Similarly, the output curve of the n-configuration in Figure 4b, which causes a positive feedback process due to electron injection, shows clockwise hysteresis. The height of the potential barrier in the source region varied according to the fixed gate voltage. The source voltage required for electron injection and the latch-up voltage changed. Each hysteresis loop had a constant width as the gate voltage changed. The width of the hysteresis loop varied with the degree and type of charge carrier injection. When comparing the output characteristics of the p- and n-configurations, they exhibited mostly symmetrical characteristics except for the off-current. The higher off-current in the p-configuration compared to the n-configuration is the lower mobility of holes, which makes them more likely to become trapped in the gate oxide layer or channel region, resulting in an increased leakage current.

Table 1. Comparison of the electrical characteristics of different reconfigurable devices using positive-feedback mechanism.

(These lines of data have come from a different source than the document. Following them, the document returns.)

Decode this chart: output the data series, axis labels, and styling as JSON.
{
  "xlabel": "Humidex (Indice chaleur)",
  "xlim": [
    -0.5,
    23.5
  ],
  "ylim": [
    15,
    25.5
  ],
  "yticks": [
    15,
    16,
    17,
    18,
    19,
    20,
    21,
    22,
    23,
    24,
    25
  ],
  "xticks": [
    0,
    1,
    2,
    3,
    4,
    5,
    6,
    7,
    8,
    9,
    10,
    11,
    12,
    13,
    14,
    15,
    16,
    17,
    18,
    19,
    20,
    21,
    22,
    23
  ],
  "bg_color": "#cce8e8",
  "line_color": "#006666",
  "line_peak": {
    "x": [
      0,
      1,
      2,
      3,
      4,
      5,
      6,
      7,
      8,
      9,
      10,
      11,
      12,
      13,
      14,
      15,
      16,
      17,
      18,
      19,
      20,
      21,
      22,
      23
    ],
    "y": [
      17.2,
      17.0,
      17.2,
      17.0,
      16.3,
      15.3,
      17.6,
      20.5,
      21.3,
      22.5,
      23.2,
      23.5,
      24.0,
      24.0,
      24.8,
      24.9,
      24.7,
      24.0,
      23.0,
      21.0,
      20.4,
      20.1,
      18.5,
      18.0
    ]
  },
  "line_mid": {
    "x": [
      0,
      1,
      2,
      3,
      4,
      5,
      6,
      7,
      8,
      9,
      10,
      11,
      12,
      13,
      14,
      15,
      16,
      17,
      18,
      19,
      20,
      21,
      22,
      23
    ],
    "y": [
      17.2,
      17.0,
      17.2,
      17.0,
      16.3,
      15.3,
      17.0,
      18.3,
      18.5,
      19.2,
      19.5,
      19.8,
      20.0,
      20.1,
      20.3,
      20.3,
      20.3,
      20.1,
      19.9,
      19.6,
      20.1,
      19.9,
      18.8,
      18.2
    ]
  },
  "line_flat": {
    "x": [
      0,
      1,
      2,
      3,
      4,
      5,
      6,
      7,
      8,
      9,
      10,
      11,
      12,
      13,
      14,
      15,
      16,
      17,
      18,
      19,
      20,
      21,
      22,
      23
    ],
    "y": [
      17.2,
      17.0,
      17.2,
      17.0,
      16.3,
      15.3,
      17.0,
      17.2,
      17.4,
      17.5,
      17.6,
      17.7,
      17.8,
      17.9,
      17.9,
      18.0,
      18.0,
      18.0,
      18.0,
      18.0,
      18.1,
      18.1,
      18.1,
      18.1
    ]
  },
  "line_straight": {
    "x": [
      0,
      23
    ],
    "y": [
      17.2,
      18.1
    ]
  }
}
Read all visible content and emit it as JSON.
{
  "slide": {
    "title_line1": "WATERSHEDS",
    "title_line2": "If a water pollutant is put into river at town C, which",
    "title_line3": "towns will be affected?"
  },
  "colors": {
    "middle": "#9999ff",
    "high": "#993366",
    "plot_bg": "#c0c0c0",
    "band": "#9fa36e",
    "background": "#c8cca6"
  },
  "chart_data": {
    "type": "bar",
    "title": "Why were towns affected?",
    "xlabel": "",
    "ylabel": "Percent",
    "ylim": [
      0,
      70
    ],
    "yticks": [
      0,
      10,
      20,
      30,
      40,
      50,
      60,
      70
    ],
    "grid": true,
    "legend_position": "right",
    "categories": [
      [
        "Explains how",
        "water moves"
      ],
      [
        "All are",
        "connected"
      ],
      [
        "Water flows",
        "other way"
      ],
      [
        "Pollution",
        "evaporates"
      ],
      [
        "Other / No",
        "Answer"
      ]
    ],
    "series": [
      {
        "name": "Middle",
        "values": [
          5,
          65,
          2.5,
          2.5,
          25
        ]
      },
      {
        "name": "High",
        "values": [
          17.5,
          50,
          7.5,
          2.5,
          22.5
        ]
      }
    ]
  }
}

Ref.	Features	Channel Size	SS min (mV/dec)		Ion		Ion/Ioff		Year
			p	n	p	n	p	n
[13]	Si NW, plastic substrate, dual top gate, bending compatible	L = 5 $\mathsf{\mu }$m H = 150 nm	10	18	~10−5		~106		2015
[14]	p+-i-n+ with two separate gates, SiNW FET	L = 4 $\mathsf{\mu }$m W = 30 nm	1.78	1.36	~10−3		~105		2019
[24]	p+-i-n+ with two separate gates (program gate, control gate), SINW FET	L = 200 nm W(Tsi) = 12 nm	0.4		~10−6		~1012		2022
this work	n+-p+-i-n+-p+ with single gate, SINW FET	L = 60 nm W(Tsi) = 10 nm	8.2 × 10−8	5.9 × 10−8	~1.5 × 10−3		~1010		2023

compares the electrical characteristics of the devices available in one device, both p- and n-types, using the feedback phenomenon from one device. Most RFET [25,28,29] using Schottky barrier tunneling (SBT) have asymmetric characteristics due to the tunneling probability and mobility of electrons and holes. In contrast, devices using a positive feedback mechanism have symmetrical characteristics because electrons and holes conduct current [14]. Unlike the devices in Table 1, our device has a single gate functioning as the program and control gates. This single-gate FBFET does not require the precise alignment and patterning of the two separate gates. We reduced the number of process steps, reducing costs and improving productivity. As the potential barriers play a critical role in the positive feedback process, channel length affects the gain of the positive feedback loop. As the channel length becomes shorter, less charge is required in the potential well in order to lower the height of the potential barrier. Since the increased gain of the positive feedback loop leads to an increase in electrical performance, our device exhibits excellent switching characteristics due to its short channel length. Therefore, the simplicity and enhanced switching performance of the proposed single-gate reconfigurable FBFET makes it a promising candidate for various applications, including low-power electronics, memory devices, and logic devices.

4. Conclusions

In this study, we proposed a reconfigurable FBFET using a single gate. We applied the p- and n-type configurations to a single device by modulating the height of the barrier using a single gate. Unlike the previously reported FBFET and tunneling FETs with two separate gates [14,31,32,33,34], the single gate of our reconfigurable FBFET can control hole and electron injections for p- and n-configurations, respectively. Based on the positive feedback, it had excellent switching characteristics, including an on/off current ratio of ~10¹⁰ and an SS close to 0 mV/dec. In addition to symmetric characteristics in the p- and n-type configurations through a symmetrical structure, our device can be applied to various fields such as reconfigurable logic-in-memory.